Any practical difficulties for a superior landlord in knowing whom to consult could be overcome by addressing a consultation notice addressed to “the leaseholder” to each flat in the building, or by asking the intermediate landlord to provide the relevant information, or by applying for dispensation from the consultation requirements on suitable terms.
(5) The uncertainty over the duration of the agreement for the provision of security services arose because of an apparent tension between para 3 of the agreement and the standard form site schedule. However, while the agreement was not flawless, it was reasonably clear how it would be understood by commercial parties. The agreement was intended to be a framework agreement, under the umbrella of which the specific terms for each site were to be negotiated individually. The agreement had to be read and understood as a whole, having regard to the contents of the relevant site schedule. Rdead in that way, the commencement date specified in clause 3 of the agreement was obviously the start date, but any reasonable party would understand that the end date was that set out in the site agreement. Clause 3 was dealing with the duration of the framework agreement, while the site schedule determined the period for which services were to be provided to a specific site. It was therefore apparent that the relevant agreement was intended to end in late October 2010, which was less than 12 months after the commencement of the agreement, with the result that it was not a qualifying long term agreement for the purpose of the 2003 Regulations.

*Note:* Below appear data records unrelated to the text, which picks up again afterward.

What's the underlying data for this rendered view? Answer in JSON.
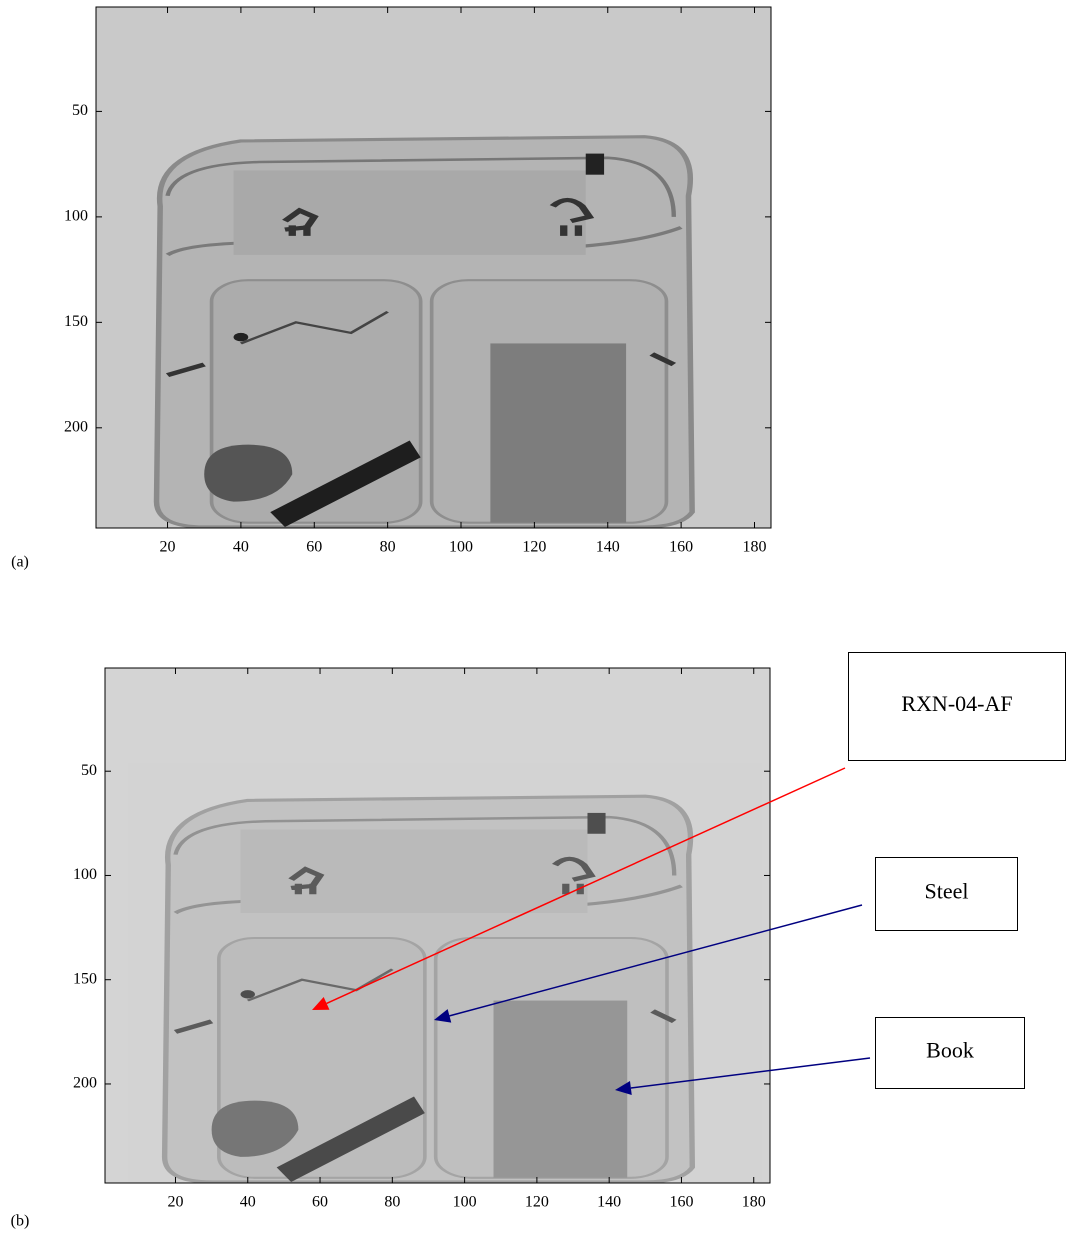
{
  "panels": [
    {
      "label": "(a)",
      "xlim": [
        0.5,
        184.5
      ],
      "ylim": [
        0.5,
        247.5
      ],
      "y_reversed": true,
      "xticks": [
        20,
        40,
        60,
        80,
        100,
        120,
        140,
        160,
        180
      ],
      "yticks": [
        50,
        100,
        150,
        200
      ]
    },
    {
      "label": "(b)",
      "xlim": [
        0.5,
        184.5
      ],
      "ylim": [
        0.5,
        247.5
      ],
      "y_reversed": true,
      "xticks": [
        20,
        40,
        60,
        80,
        100,
        120,
        140,
        160,
        180
      ],
      "yticks": [
        50,
        100,
        150,
        200
      ]
    }
  ],
  "annotations": [
    {
      "text": "RXN-04-AF",
      "color": "#ff0000"
    },
    {
      "text": "Steel",
      "color": "#000080"
    },
    {
      "text": "Book",
      "color": "#000080"
    }
  ]
}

(3) The tribunal rejected contentions that the leaseholders’ claim regarding the quality of the works was an abuse of process by reason of being insufficiently particularised, or by reason of the delay in bringing the challenge to the service charge, or because it was pointless and could result in no benefit to the leaseholders.
Justin Bates and Riccardo Calzavara (instructed by Brethertons LLP) appeared for the applicants; Jonathan Upton (instructed by Judge & Priestley LLP) appeared for the first respondents; Nicola Muir (instructed by Forsters LLP) appeared for the second respondent; Camilla Lamont (instructed by Nabarro LLP) appeared for the third, fourth and fifth respondents.